My proposition how to reduce to Riccati and then to Bernoulli when particular solution is easy to guess Lets start from equation y''(t)+p(t)y'(t)+q(t)y(t) = 0 Let's try to get quotient rule on the LHS y''(t)=-p(t)y'(t)-q(t)y(t)| : y(t) y''(t)/y(t) = -p(t)(y'(t)/y(t)) -q(t)| - (y'(t)/y(t))^2 y''(t)/y(t) - (y'(t)y'(t))/y(t)^2 = -(y'(t)/y(t))^2 -p(t)(y'(t)/y(t)) -q(t) (y''(t)y(t) - y'(t)y'(t))/y(t)^2 = -(y'(t)/y(t))^2 -p(t)(y'(t)/y(t)) -q(t) Now we heve quotient rule on the LHS so (y'(t)/y(t))' = -(y'(t)/y(t))^2 -p(t)(y'(t)/y(t)) -q(t) Let z(t) = y'(t)/y(t) then we have z'(t) = - z(t)^2 - p(t)z(t)-q(t) y'(t) = y(t)z(t) Let'a assume that we somehow found particular solution of this Riccati equation We can reduce it to Bernoulli following way Let z1(t) be the particular solution of Riccati z'(t) = - z(t)^2 - p(t)z(t)-q(t) (Eq 1) z1'(t) = -z1(t)^2-p(t)z1(t)-q(t) (Eq 2) Lets subtract Eq2 from Eq 1 z'(t) - z1'(t) = -(z(t)^2 - z1(t)^2) -p(t)(z(t)-z1(t)) (z(t) - z1(t))' = -(z(t) - z1(t))(z(t) + z1(t))-p(t)(z(t)-z1(t)) (z(t) - z1(t))' = -(z(t) - z1(t))((z(t) - z1(t)) + 2z1(t))-p(t)(z(t)-z1(t)) (z(t) - z1(t))' = -(z(t) - z1(t))^2 -2z1(t)(z(t) - z1(t))-p(t)(z(t)-z1(t)) (z(t) - z1(t))' = -(z(t) - z1(t))^2 - (p(t) + 2z1(t))(z(t) - z1(t)) (z(t) - z1(t))' + (p(t) + 2z1(t))(z(t) - z1(t)) = -(z(t) - z1(t))^2 Let w(t) = z(t) - z1(t) and we have following Bernoulli equation w'(t) + (p(t) + 2z1(t))w(t) = -w(t)^2

@jkid1134 9 ай бұрын

The thumbnail for this one was like "Can you guess the trick??" and I was like, looks like Feynman to me.

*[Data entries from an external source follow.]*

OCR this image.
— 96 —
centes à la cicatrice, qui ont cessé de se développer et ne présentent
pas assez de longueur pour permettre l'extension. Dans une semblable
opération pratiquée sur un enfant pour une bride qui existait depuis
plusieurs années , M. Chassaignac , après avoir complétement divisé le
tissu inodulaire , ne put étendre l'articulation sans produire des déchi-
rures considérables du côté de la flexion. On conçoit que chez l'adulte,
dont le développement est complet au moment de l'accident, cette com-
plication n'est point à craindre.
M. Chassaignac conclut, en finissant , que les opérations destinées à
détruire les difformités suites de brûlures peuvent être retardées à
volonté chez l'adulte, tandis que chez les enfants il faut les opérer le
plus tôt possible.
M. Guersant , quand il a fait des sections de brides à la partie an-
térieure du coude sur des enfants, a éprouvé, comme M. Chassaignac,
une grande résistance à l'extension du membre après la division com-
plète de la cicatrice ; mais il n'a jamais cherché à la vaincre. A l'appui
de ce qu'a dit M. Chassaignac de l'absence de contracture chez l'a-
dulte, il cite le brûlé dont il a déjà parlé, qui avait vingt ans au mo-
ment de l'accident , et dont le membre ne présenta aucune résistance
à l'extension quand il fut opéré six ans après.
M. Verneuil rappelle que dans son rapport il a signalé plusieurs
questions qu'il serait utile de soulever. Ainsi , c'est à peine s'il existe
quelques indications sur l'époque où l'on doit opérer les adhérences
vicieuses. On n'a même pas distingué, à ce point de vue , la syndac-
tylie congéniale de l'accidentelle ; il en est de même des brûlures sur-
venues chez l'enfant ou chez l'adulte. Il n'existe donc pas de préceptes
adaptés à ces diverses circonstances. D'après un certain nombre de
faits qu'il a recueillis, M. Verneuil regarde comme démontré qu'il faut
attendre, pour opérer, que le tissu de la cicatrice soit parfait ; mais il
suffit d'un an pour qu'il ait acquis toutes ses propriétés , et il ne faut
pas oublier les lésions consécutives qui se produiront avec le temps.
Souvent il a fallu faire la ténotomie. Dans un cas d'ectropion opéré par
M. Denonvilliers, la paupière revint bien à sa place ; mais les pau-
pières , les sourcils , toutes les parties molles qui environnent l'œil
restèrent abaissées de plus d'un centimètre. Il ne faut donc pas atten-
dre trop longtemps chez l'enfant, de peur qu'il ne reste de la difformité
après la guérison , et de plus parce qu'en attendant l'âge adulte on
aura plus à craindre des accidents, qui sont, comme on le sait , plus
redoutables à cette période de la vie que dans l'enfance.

You too 😂

@holyshit922 9 ай бұрын

My way was Rewrite integrand as (1-exp(-x))^2/x^2 then integration by parts with u = (1-exp(-x))^2 and dv = 1/x^2 dx Substitution u = exp(-x) Leibniz rule for differentiating under integral sign

@maths_505 9 ай бұрын

Excellent as always my friend

@holyshit922 9 ай бұрын

@@maths_505 Your way remids me calculating Laplace transform of (1-exp(-t))/t which is ln(1+1/s) and if we plug in s = 1 we will have the result

@holyshit922 9 ай бұрын

@@maths_505 speaking about Michael Penn's videos I like this video kzbin.info/www/bejne/nWTGlGSFnLqSgck because this idea helped me to expand generating function for Hermite polynomials also channel mathmajor looks promising

@giuseppemalaguti435 9 ай бұрын

Uso feyman con e^(-ax)...I(a=1)=I...derivò due volte,ma risulta I"=0,I'=0..I=0,..boh,non riesco a trovare l'errore...ok,con la trasformata di Laplace e la proprietà risulta 2ln2...ma con feyman risulta I=0...why?

@VibesStudy 9 ай бұрын

Hi, its been quite a while watching your channel, and i love it, the way you compete and present solution, like its so fun. I'm a calc 1 student, and watching your vids, to improve my skills. I was struggling in a limit problem, I know the standard limit lim h->0 ((x^h-1)/h) = ln(x) But why is, lim h->0 (((x+h)^h-1)/h) = ln(x) Do we use partial limit, or is there any similar way to prove this, as before?